Mary had a little lamb,
Who lived in her back yard,
And every time she bent over,
His woolly dick got hard.

It's really stupid. I mean really, really stupid and I know it, but I have to repeat jokes when I hear them no matter how stupid they are so sue me. And guess what... if you try to repeat it I bet you'll forget the last line.


  1. My friend texted me this last night:

    "In 2010 the US is going to ship retards out of the country. My eyes watered at the thought of losing you. Take your crayons."

    Nice. So I had to reply:
    "Thankfully I'll be in Chicago watching the Kings of Leon and acting a damn fool. I'm sad I can't go with you but I hope you can take Ryan (her fiance). I heard retards get taken advantage of."

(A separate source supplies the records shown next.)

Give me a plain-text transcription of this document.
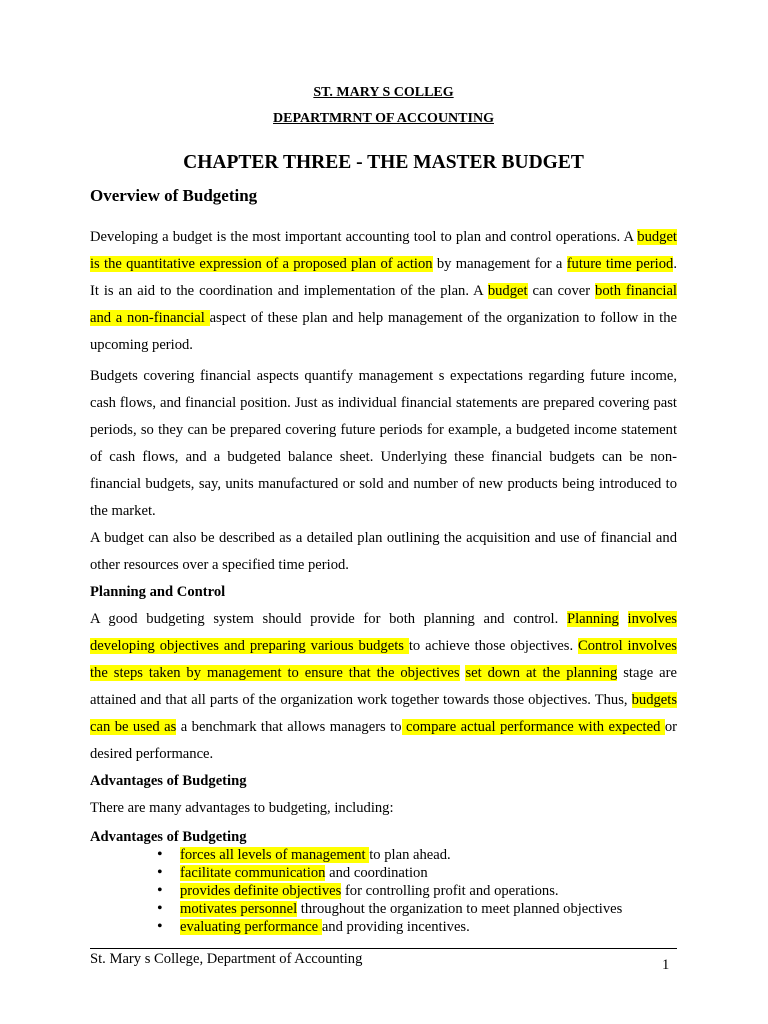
ST. MARY S COLLEG
DEPARTMRNT OF ACCOUNTING
CHAPTER THREE - THE MASTER BUDGET
Overview of Budgeting

Developing a budget is the most important accounting tool to plan and control operations. A budget is the quantitative expression of a proposed plan of action by management for a future time period. It is an aid to the coordination and implementation of the plan. A budget can cover both financial and a non-financial aspect of these plan and help management of the organization to follow in the upcoming period.

Budgets covering financial aspects quantify management s expectations regarding future income, cash flows, and financial position. Just as individual financial statements are prepared covering past periods, so they can be prepared covering future periods for example, a budgeted income statement of cash flows, and a budgeted balance sheet. Underlying these financial budgets can be non-financial budgets, say, units manufactured or sold and number of new products being introduced to the market.

A budget can also be described as a detailed plan outlining the acquisition and use of financial and other resources over a specified time period.

Planning and Control

A good budgeting system should provide for both planning and control. Planning involves developing objectives and preparing various budgets to achieve those objectives. Control involves the steps taken by management to ensure that the objectives set down at the planning stage are attained and that all parts of the organization work together towards those objectives. Thus, budgets can be used as a benchmark that allows managers to compare actual performance with expected or desired performance.

Advantages of Budgeting
There are many advantages to budgeting, including:
Advantages of Budgeting
• forces all levels of management to plan ahead.
• facilitate communication and coordination
• provides definite objectives for controlling profit and operations.
• motivates personnel throughout the organization to meet planned objectives
• evaluating performance and providing incentives.
St. Mary s College, Department of Accounting	1
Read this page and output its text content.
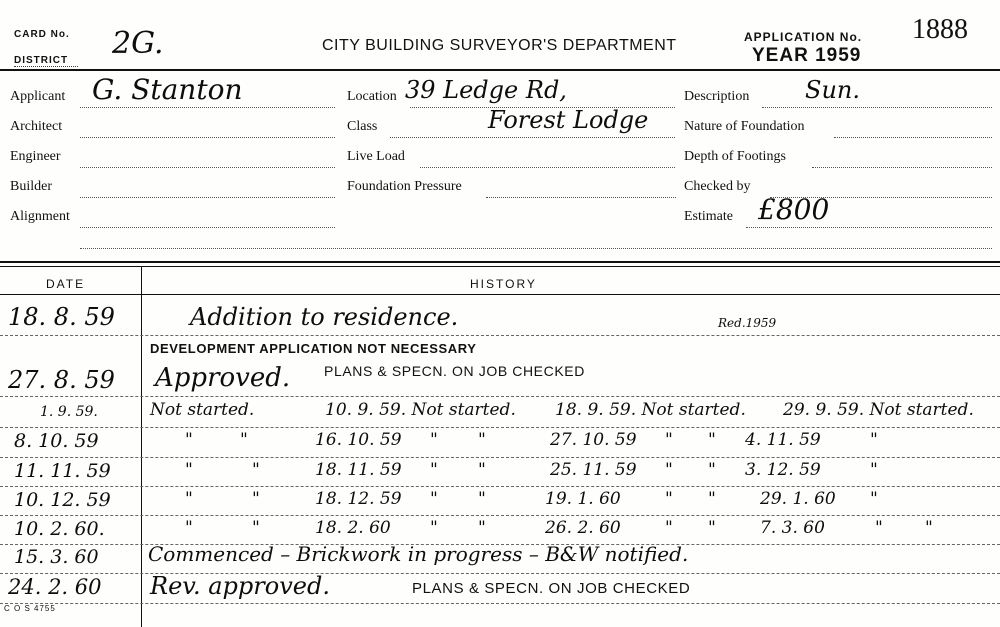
CARD No.
DISTRICT 2G.	CITY BUILDING SURVEYOR'S DEPARTMENT	APPLICATION No.
YEAR 1959
1888
Applicant G. Stanton
Architect
Engineer
Builder
Alignment
Location 39 Ledge Rd,
Class	Forest Lodge
Live Load
Foundation Pressure
Description Sun.
Nature of Foundation
Depth of Footings
Checked by
Estimate £800
DATE	HISTORY
18. 8. 59	Addition to residence.	Red.1959
DEVELOPMENT APPLICATION NOT NECESSARY
27. 8. 59 Approved. PLANS & SPECN. ON JOB CHECKED
1. 9. 59.	Not started.	10. 9. 59. Not started. 18. 9. 59. Not started. 29. 9. 59. Not started.
8. 10. 59	"	"	16. 10. 59 " "	27. 10. 59 " " 4. 11. 59	"
11. 11. 59	"	"	18. 11. 59 " "	25. 11. 59 " " 3. 12. 59	"
10. 12. 59	"	"	18. 12. 59 " "	19. 1. 60	" "	29. 1. 60 "
10. 2. 60.	"	"	18. 2. 60 " "	26. 2. 60	" "	7. 3. 60	" "
15. 3. 60 Commenced – Brickwork in progress – B&W notified.
24. 2. 60 Rev. approved.	PLANS & SPECN. ON JOB CHECKED
C O S 4755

    She then told me I was a bitch. I consider that a WIN. I will have to tell my hubs about this joke. He tells me filthy jokes and never understands why I'm not laughing hysterically. I firmly believe that 90% of jokes require a penis to get. Coincidentally- I do love me some stand up comedy anyways. I don't know how my mind works.

  2. Also- you need to Google "Alexander Skarsgard" to see Vampire Eric's picture. We saw his ass in the last episode and I'm sorry- but I need to see the front.

    You also need to make it a point to watch True Blood on Sundays. Free porn WITH a really good story line. I don't know that it gets better than that.

  3. Yes, a very stupid nursery rhyme. You say you went to colloege. HHHMMMM

  4. Dear bestie,
    Where are you? Have you died? I miss your posts.